HUD Study Confirms Loan Fee Abuse by Brokers

Ross Kilburn - Thursday, May 29, 2008

According to a study prepared for the Department of Housing and Urban Development, the home-mortgage industry takes advantage of lower income, lesser educated borrowers to charge higher fees.

The following article is from the May 30, 2008 Wall Street Journal article by James R. Hagerty:

The study by Susan Woodward, a former chief economist for HUD, also found that loans arranged by brokers typically carried higher fees than those obtained directly from lenders.

The report, released Thursday, is based on an analysis of 7,560 fixed-rate home-purchase loans completed in May and June 2001 and insured by the Federal Housing Administration, an arm of HUD.
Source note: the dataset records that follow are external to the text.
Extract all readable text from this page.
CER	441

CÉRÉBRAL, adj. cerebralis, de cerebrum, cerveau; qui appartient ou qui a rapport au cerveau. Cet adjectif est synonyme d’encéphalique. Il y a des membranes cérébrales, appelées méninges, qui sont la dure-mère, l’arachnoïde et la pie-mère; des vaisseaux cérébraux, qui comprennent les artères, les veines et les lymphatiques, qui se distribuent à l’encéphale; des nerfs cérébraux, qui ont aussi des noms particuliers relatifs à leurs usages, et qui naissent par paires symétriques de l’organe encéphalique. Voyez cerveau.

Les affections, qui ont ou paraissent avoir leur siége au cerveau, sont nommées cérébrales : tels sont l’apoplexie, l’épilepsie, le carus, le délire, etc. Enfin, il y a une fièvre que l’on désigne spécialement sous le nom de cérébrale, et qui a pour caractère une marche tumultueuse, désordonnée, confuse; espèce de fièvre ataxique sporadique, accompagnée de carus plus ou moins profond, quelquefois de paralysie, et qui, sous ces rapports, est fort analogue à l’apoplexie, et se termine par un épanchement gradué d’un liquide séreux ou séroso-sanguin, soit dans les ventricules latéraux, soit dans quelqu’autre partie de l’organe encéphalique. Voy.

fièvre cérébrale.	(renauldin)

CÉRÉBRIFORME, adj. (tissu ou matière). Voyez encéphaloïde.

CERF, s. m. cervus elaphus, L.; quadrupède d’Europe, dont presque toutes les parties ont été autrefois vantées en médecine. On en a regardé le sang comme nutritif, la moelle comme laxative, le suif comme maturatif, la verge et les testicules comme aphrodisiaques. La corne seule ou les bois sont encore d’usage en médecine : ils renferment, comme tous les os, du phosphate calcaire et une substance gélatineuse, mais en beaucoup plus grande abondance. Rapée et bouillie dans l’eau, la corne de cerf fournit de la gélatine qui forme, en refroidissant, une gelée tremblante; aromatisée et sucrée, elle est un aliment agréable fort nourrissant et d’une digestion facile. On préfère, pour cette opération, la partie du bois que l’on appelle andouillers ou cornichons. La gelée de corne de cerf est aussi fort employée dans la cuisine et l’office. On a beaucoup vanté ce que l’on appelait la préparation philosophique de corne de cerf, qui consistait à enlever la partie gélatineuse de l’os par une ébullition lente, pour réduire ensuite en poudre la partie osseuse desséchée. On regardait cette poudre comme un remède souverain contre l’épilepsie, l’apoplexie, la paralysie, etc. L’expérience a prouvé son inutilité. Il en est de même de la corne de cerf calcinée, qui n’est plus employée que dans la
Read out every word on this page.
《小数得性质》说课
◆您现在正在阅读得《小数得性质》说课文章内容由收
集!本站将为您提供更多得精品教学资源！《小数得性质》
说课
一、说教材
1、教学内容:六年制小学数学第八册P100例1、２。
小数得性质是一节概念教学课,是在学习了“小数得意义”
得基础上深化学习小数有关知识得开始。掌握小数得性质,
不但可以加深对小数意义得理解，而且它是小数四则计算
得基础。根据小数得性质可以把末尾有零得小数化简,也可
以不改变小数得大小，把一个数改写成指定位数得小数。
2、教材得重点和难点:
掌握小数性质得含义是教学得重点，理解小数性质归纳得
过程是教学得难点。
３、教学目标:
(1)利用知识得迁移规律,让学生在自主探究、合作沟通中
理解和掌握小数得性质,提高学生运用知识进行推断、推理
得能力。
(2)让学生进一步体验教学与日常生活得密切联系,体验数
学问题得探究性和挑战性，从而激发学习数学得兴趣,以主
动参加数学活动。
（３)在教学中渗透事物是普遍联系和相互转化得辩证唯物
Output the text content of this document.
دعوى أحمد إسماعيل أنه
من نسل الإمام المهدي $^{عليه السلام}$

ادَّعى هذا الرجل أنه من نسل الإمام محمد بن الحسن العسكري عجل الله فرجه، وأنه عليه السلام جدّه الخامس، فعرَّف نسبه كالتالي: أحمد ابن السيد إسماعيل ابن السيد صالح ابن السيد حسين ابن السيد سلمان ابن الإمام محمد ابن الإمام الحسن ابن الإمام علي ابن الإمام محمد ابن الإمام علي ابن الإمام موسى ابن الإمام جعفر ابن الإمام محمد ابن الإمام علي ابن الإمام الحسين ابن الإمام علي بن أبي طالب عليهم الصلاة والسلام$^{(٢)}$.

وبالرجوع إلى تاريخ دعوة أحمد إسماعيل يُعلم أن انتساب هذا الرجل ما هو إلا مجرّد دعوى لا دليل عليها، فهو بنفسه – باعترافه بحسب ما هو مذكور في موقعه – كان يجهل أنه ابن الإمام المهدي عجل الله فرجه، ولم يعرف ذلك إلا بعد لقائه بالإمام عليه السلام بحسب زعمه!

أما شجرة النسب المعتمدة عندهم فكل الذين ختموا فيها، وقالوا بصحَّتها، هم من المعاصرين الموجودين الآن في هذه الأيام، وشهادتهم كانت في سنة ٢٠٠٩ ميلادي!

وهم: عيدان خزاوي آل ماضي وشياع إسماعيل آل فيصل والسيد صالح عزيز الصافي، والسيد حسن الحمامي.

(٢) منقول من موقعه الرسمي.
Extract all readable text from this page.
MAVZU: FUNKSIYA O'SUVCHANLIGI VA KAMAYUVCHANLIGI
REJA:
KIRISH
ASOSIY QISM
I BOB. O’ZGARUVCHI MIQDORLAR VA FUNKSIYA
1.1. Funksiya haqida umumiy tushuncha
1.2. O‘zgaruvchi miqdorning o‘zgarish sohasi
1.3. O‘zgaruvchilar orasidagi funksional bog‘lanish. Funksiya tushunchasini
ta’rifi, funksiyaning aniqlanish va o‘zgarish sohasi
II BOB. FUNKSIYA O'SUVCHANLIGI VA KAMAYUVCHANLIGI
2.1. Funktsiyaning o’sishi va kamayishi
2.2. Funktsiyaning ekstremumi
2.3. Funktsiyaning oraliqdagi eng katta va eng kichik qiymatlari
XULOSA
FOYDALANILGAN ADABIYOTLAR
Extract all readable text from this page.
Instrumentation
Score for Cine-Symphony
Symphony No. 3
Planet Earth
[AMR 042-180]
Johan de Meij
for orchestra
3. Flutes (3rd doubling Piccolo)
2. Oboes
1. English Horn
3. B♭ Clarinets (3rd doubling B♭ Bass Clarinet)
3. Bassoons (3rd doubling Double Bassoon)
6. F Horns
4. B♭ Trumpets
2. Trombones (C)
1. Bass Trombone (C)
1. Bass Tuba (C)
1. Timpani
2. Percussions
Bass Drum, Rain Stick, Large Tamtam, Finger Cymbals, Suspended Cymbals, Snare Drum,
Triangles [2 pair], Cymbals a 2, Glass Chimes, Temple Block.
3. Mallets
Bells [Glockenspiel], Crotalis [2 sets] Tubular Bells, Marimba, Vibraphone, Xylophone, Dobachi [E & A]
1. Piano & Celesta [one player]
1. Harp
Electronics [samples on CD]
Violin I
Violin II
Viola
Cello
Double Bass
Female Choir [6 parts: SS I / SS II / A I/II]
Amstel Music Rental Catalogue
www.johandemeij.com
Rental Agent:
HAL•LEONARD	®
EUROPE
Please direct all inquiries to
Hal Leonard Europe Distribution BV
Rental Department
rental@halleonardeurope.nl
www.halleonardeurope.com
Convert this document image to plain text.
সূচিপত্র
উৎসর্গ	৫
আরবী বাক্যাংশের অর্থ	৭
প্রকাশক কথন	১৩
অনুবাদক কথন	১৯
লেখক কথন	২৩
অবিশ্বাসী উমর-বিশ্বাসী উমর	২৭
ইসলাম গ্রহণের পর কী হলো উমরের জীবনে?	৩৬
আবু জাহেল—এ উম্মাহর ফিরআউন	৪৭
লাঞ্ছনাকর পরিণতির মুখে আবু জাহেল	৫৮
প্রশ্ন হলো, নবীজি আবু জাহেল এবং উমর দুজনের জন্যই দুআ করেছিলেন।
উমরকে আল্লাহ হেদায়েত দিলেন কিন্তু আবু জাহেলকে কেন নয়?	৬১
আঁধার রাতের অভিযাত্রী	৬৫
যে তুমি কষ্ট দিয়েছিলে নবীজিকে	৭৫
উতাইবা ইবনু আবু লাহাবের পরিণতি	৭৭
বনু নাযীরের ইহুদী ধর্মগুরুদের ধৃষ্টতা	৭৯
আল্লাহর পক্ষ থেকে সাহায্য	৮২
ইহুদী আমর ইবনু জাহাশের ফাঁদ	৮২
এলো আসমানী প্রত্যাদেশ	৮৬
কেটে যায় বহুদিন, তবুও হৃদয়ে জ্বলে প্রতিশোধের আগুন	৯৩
The study says lenders typically make better offers to borrowers in neighborhoods with higher general levels of education.

Total fees paid to the lender and broker averaged nearly $3,400 on loans with an average initial principal balance of $105,000, the report said. For brokered loans, the average fees were $4,000, compared with $3,150 for loans made directly by the lender. Those fees are a combination of upfront charges and additional funds brokers and lenders get for selling loans with relatively high interest rates.

For brokers, these additional payments are known as yield-spread premiums. Brokers often defend yield-spread premiums as a way for borrowers to reduce their upfront fees in exchange for paying a slightly higher interest rate. But the study found that the yield-spread premiums mainly benefited the brokers. For every $100 extra they paid in higher rates, the borrowers on average received only a $7 reduction in upfront fees. Banks also typically kept most of the benefit when borrowers paid above-market interest rates, the study said.

Borrowers who paid “discount points” to lower their interest rates typically didn’t benefit from a corresponding savings in their interest costs, the study said. It found that borrowers who chose “no-cost” loans — in which all fees are built into the interest rate — typically paid the lowest effective fees.

Roy DeLoach, executive vice president of the National Association of Mortgage Brokers, said that the study relies on “stale” seven-year-old data and that other studies have shown consumers save money by obtaining loans through brokers.